9. Partner, “Play the Field”
I’ve written a lot about how it feels as though real, good indie rock music has been ignored in favour of limp, non-committal music by fey white boys on cool record labels. Ontario duo Partner came through with a total gem of a debut album that brings such badly-needed energy to indie rock, and the best track is the anthemic “Play the Field”. Its cuteness is undeniable, but it captures the awkwardness of adolescence so well, and in the end winds up being an empowering song for LGTBQ youth: “’Cause even though I’d really like to / It’s not worth being called a dyke to / See you in your sports bra / Though it just might change my life.”
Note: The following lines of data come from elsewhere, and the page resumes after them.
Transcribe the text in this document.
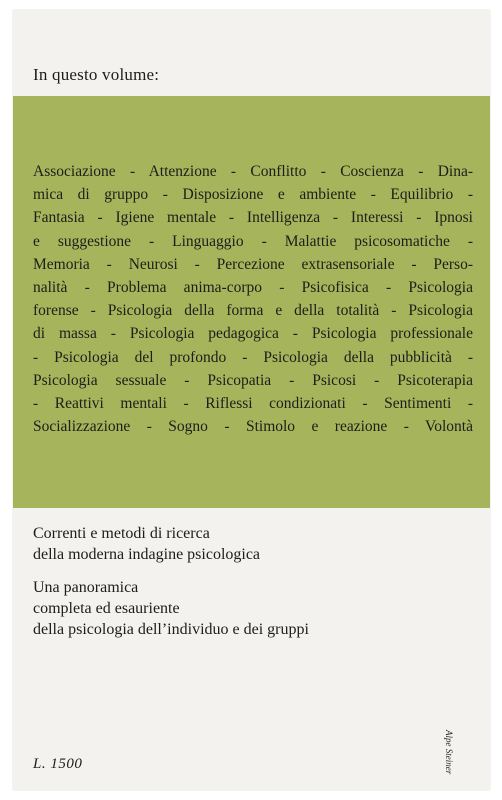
In questo volume:
Associazione - Attenzione - Conflitto - Coscienza - Dina-
mica di gruppo - Disposizione e ambiente - Equilibrio -
Fantasia - Igiene mentale - Intelligenza - Interessi - Ipnosi
e suggestione - Linguaggio - Malattie psicosomatiche -
Memoria - Neurosi - Percezione extrasensoriale - Perso-
nalità - Problema anima-corpo - Psicofisica - Psicologia
forense - Psicologia della forma e della totalità - Psicologia
di massa - Psicologia pedagogica - Psicologia professionale
- Psicologia del profondo - Psicologia della pubblicità -
Psicologia sessuale - Psicopatia - Psicosi - Psicoterapia
- Reattivi mentali - Riflessi condizionati - Sentimenti -
Socializzazione - Sogno - Stimolo e reazione - Volontà
Correnti e metodi di ricerca
della moderna indagine psicologica
Una panoramica
completa ed esauriente
della psicologia dell’individuo e dei gruppi
L. 1500	Alpe Steiner
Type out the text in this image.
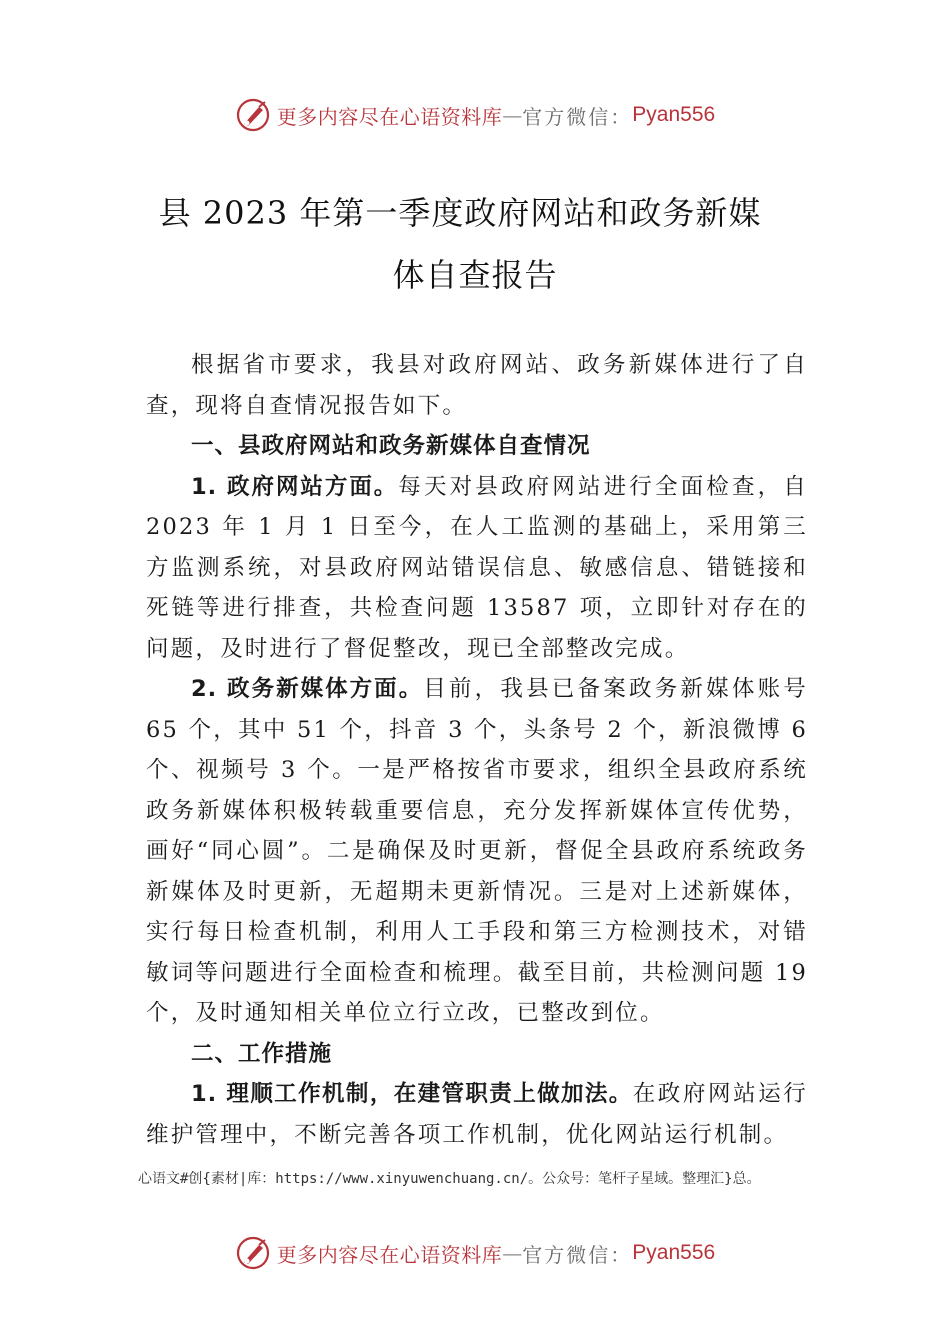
更多内容尽在心语资料库 — 官方微信： Pyan556
县 2023 年第一季度政府网站和政务新媒
体自查报告

根据省市要求，我县对政府网站、政务新媒体进行了自查，现将自查情况报告如下。

一、县政府网站和政务新媒体自查情况

1. 政府网站方面。每天对县政府网站进行全面检查，自 2023 年 1 月 1 日至今，在人工监测的基础上，采用第三方监测系统，对县政府网站错误信息、敏感信息、错链接和死链等进行排查，共检查问题 13587 项，立即针对存在的问题，及时进行了督促整改，现已全部整改完成。

2. 政务新媒体方面。目前，我县已备案政务新媒体账号 65 个，其中 51 个，抖音 3 个，头条号 2 个，新浪微博 6 个、视频号 3 个。一是严格按省市要求，组织全县政府系统政务新媒体积极转载重要信息，充分发挥新媒体宣传优势，画好“同心圆”。二是确保及时更新，督促全县政府系统政务新媒体及时更新，无超期未更新情况。三是对上述新媒体，实行每日检查机制，利用人工手段和第三方检测技术，对错敏词等问题进行全面检查和梳理。截至目前，共检测问题 19 个，及时通知相关单位立行立改，已整改到位。

二、工作措施

1. 理顺工作机制，在建管职责上做加法。在政府网站运行维护管理中，不断完善各项工作机制，优化网站运行机制。

心语文#创{素材|库：https://www.xinyuwenchuang.cn/。公众号：笔杆子星域。整理汇}总。
更多内容尽在心语资料库 — 官方微信： Pyan556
10. Haim, Something to Tell You (Sony)
My fondness for Haim coincided with my own unprecedented interest in classic album oriented rock from the ‘70s and early-‘80s. For some crazy reason, stuff like Fleetwood Mac, Steely Dan, and Toto have clicked in my head in ways that I never expected. So I suppose I’ve become the dad in Say Anything, blasting “Rikki Don’t Lose That Number” in the car, completely without shame. Go figure. Anyway, what Haim has done so well since their early singles is bring that middle-of the road formula back into fashion a little bit. After all, with so many inoffensive-to-the-point-of-forgettable white male rock bands out there, the idea of three women with serious musical chops, a full appreciation of both rock history and modern pop music, and plenty of songwriting smarts sounds awfully appealing, if only to wake mainstream rock music out of its stupor. Four long years after the revelatory debut Days Are Gone, Alana, Danielle, and Esme returned with the high-gloss Something to Tell You and it builds on the trio’s “cool middle of the road” (yeah, oxymoron) aesthetic beautifully, and more consistently. I was never a fan of Ariel Rechtshaid’s music, but he proves to be a superb producer here, creating a full, warm sound that marries both lush arrangements and sparse, percussion-driven songs. “Want You Back” and “Little of Your Love” are splendid singles, but the deeper you go, the more rewards you find, such as the driving “Nothing’s Wrong”, the impassioned and minimal “Right Now”, the aching ballad “Night So Long”, the airy R&B of and “Ready For You”, and the shimmering, Rumours–meets-“Under My Thumb” of “You Never Knew”. No real risks are taken, but why should there be risks when Haim are so dialed in to that aesthetic they created? They’re a band that can cover Peter Green, Beyoncé, Shania Twain, and Prince at the drop of a hat, yet have a way of making those songs their own. It’s a rarity to see a band this young sound this fully realized.